Jurnas.net – Pakar Antropologi Universitas Airlangga (UNAIR), Toetik Koesbardiati, menyebut 10 ribu kentungan yang dilakukan oleh Ketua Umum PDI-Perjuangan Megawati Soekarnoputri merupakan makna kewaspadaan.
Diketahui orang nomor satu di PDI-Perjuangan memimpin pemukulan kentungan dihadapan ratusan ribu massa yang hadir di acara kampanye akbar Ganjar Pranowo-Mahfud MD, di Stadion Gelora Bung Karno (GBK), Sabtu, 3 Februari 2024.
Toetik menyampaikan kentungan yang terbuat dari bambu yang dilubangi sedemikan rupa adalah alat sederhana yang saat dipukul merupakan simbol valid terhadap suatu kejadian dalam suatu masyarakat. Kentungan sendiri disebut pengirim informasi berbasis local wisdom.
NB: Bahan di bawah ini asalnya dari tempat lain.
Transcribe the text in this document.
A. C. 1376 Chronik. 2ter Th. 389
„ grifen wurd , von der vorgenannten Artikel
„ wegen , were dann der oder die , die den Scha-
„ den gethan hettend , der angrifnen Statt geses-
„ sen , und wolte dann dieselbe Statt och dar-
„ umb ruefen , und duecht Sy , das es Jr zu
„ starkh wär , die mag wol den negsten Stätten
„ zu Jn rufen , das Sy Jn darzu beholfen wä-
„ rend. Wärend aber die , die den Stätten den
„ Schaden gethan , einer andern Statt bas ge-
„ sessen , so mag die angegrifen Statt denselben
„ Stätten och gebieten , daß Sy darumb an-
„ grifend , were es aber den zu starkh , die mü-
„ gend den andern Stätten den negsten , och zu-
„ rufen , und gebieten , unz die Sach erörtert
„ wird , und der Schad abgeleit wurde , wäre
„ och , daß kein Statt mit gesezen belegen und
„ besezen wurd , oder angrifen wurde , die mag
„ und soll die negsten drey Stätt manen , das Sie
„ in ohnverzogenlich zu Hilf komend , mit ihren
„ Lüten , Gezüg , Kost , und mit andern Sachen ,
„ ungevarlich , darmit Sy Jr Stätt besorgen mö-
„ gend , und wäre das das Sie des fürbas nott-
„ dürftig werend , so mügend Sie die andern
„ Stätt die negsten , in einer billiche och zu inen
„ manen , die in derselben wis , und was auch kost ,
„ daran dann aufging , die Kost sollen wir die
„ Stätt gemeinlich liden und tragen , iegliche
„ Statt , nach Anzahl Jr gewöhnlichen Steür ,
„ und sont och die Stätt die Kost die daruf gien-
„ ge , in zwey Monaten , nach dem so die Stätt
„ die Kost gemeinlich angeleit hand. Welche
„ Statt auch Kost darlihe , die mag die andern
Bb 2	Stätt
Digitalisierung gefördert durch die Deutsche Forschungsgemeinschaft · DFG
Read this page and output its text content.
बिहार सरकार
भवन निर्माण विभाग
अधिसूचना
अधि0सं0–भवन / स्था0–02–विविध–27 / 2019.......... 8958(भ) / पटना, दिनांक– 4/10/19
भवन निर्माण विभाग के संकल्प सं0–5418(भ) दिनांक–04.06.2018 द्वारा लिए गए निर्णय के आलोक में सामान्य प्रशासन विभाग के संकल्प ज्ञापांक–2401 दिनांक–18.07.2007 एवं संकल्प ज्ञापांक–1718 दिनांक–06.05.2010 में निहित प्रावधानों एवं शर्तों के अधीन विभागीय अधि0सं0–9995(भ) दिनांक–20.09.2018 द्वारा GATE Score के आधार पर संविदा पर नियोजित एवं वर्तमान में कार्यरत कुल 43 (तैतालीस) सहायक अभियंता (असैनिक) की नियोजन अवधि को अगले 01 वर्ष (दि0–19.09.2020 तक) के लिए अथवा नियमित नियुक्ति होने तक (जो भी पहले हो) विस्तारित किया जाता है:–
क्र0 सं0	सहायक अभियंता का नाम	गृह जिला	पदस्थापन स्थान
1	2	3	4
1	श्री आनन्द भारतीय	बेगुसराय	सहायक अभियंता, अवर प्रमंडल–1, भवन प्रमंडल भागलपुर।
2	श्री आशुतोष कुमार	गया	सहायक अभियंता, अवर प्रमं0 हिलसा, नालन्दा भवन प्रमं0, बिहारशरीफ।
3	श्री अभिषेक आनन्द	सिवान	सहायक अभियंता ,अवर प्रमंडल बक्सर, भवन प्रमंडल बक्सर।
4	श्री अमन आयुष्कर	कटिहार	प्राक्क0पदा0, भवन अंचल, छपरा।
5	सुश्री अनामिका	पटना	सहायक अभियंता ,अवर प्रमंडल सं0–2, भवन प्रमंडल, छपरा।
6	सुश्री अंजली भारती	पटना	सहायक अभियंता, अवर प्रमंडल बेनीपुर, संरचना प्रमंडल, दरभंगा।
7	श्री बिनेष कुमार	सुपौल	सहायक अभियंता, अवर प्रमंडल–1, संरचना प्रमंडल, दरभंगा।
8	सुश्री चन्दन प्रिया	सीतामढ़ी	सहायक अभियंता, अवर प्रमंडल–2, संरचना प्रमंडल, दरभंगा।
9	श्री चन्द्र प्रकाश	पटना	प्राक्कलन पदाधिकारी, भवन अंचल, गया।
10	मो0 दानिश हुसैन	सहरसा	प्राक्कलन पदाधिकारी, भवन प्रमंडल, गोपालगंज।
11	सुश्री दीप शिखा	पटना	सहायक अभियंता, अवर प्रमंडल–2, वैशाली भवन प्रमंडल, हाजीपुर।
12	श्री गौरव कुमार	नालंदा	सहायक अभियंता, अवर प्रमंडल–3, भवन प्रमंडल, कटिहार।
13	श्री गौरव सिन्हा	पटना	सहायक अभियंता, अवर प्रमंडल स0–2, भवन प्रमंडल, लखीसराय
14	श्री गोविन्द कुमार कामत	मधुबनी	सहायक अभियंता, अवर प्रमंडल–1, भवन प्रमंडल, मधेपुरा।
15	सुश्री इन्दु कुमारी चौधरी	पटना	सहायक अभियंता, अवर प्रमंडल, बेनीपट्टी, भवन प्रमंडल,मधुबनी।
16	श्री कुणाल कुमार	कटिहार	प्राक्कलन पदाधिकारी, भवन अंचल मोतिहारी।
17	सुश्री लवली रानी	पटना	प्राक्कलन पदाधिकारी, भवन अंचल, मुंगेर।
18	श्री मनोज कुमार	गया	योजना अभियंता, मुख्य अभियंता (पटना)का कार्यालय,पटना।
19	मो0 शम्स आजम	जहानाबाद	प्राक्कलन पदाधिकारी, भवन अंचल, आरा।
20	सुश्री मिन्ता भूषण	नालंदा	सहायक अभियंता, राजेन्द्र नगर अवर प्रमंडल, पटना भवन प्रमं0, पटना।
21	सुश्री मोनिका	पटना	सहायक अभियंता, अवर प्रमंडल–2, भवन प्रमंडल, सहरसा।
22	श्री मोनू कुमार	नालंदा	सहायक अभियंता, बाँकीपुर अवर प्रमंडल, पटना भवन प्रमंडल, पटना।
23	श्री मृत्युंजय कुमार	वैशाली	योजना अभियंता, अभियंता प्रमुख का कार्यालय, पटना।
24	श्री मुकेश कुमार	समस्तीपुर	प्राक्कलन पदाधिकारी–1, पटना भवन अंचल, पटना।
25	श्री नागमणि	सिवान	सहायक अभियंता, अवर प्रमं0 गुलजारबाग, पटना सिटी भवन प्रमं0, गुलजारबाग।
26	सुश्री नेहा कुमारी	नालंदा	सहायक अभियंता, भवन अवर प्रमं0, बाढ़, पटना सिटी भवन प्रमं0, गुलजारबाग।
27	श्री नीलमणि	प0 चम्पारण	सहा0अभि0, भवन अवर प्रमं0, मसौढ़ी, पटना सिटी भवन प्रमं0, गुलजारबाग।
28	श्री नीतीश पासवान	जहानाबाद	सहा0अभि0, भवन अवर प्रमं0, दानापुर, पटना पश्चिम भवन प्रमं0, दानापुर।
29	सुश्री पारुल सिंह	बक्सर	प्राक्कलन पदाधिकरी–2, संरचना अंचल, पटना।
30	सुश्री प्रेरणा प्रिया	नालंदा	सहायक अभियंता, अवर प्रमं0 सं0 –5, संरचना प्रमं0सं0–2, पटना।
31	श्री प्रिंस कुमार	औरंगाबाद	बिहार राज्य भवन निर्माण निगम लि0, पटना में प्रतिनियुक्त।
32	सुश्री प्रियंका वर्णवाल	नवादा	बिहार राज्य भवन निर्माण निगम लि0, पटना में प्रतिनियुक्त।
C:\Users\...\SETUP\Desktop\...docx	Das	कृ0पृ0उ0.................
“Biasanya etnis Jawa dan Bali yang memiliki adat kentungan ini. Kalau dulu ada kode asap, atau burung untuk memberitakan sesuatu,” kata Toetik, saat dihubungi, Minggu, 4 Februari 2024.
Ia menjelaskan simbol bunyi dan tempo tidak pernah salah dalam mengirim pesan. Setiap nada dan tempo mempunyai makna yang berbeda. Misalnya, berita kematian akan berbeda bunyinya dengan ancaman bahaya.
“Berbeda pula jika ada undangan untuk berkumpul seperti rapat atau kenduri. Jika kentongan dengan kode tertentu dibunyikan, dengan otomatis masyarakat akan keluar untuk berkumpul sesuai dengan kode bunyi dan tempo,” ujarnya.
“Jika bunyi dan tempo 6 kali lalu jedah dan diulang 6 kali (doro muluk) tanda ada kematian. Orang akan segera mencari tahu siapa yang meninggal,” katanya.
Selain itu, lanjut Toetik, kentungan yang dibunyikan secara cepat dan tidak berjedah adalah simbol tanda bahaya (entah banjir, longsor atau binatang buas). “Kadang kentongan juga dibunyikan sebagai petanda waktu. Semua kode tidak pernah salah,” ujarnya.
Menurutnya, kentungan sangat penting secara budaya sebagai sistem informasi terutama masyarakat jawa. Tidak harus bermakna bahaya, bergantung pada bunyi dan tempo.
Meski begitu, terkait bunyi nanda dan tempo 10 ribu kentungan PDI-Perjuangan yang dipimpin Megawati tersebut, terdengar dengan tempo cepat tanpa jeda termasuk tanda bahaya.
“Kalau jumlah 10 ribu kentongan gak bermakna simbol. Yang simbol adalah nada dan tempo kentongan. Apakah bu Mega membunyikan kentongan dengan nada dan tempo tanpa jedah?. Kalau iya, berarti tanda waspada,” katanya.
Sebelumnya, Sekjen DPP PDIP Hasto Kristiyanto, menjelaskan, jika pemukulan kentongan ini sebagai simbolisasi agar masyarakat tersadar untuk ikut menjaga kewaspadaan, melawan intimidasi dan kecurangan yang mungkin yang terjadi di Pilpres 2024. Dan yang paling utama mengamankan suara Ganjar – Mahfud pada 14 Febuari 2024 mendatang.
“Kentongan ini tradisi masyarakat secara kolektif dan simbol kewaspadaan serta hidup dalam tradisi bangsa. Masyarakat pun diajak untuk ikut berpartisipasi mengawal pemilu yang jurdil dan mengamankan suara Ganjar – Mahfud di Pilpres 2024,” pungkas Hasto.